Selon un responsable local, intervenant sous anonymat pour des raisons de sécurité, un assaut a été lancé lundi contre la ville. Douze personnes y ont été enlevées puis exécutées. Par ailleurs, deux bergers enlevés quatre jours avant l’attaque ont été retrouvés morts à quelques kilomètres de Léré.
Des habitants ayant fui vers la Mauritanie affirment que les jihadistes avaient imposé un ultimatum de vingt-quatre heures aux populations pour quitter la ville. « Ceux qui n’ont pas pu partir ont été tués », a témoigné l’un d’eux. Un autre réfugié indique que « ceux qui ont refusé de partir ont été assassinés ou pris en otage ».
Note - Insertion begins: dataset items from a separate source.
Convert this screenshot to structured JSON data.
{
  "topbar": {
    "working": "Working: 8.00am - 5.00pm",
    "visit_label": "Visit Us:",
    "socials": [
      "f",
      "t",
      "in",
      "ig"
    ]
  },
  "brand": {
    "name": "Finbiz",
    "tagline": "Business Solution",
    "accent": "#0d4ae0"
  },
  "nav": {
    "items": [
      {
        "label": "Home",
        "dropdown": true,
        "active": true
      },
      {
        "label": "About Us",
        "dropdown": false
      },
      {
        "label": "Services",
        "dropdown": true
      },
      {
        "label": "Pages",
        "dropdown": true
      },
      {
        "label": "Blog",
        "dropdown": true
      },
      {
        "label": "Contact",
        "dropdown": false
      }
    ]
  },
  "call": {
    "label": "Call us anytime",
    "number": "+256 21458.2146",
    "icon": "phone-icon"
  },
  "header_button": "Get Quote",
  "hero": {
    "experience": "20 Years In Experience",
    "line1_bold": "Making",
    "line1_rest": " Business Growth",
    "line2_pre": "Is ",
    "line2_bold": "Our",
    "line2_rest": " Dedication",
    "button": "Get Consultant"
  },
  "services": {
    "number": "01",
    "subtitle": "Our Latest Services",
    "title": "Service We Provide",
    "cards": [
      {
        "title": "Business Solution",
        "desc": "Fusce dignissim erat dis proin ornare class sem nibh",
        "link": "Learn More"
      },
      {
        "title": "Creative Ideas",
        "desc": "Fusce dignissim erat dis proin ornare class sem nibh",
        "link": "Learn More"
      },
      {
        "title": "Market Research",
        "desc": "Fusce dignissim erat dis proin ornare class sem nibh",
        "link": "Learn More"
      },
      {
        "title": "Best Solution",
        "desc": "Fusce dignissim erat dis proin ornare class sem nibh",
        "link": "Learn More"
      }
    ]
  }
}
Depuis environ deux semaines, la localité de Léré est soumise à un blocus par le Jnim, qui accuse certains habitants de collaboration avec les Forces armées maliennes (FAMa).
Aucune communication officielle n’a pour le moment été publiée par les autorités maliennes concernant ces événements. La région du centre du Mali demeure l’une des plus touchées par les violences attribuées à des groupes armés, dans un contexte sécuritaire marqué par des déplacements de populations et des restrictions d’accès humanitaire.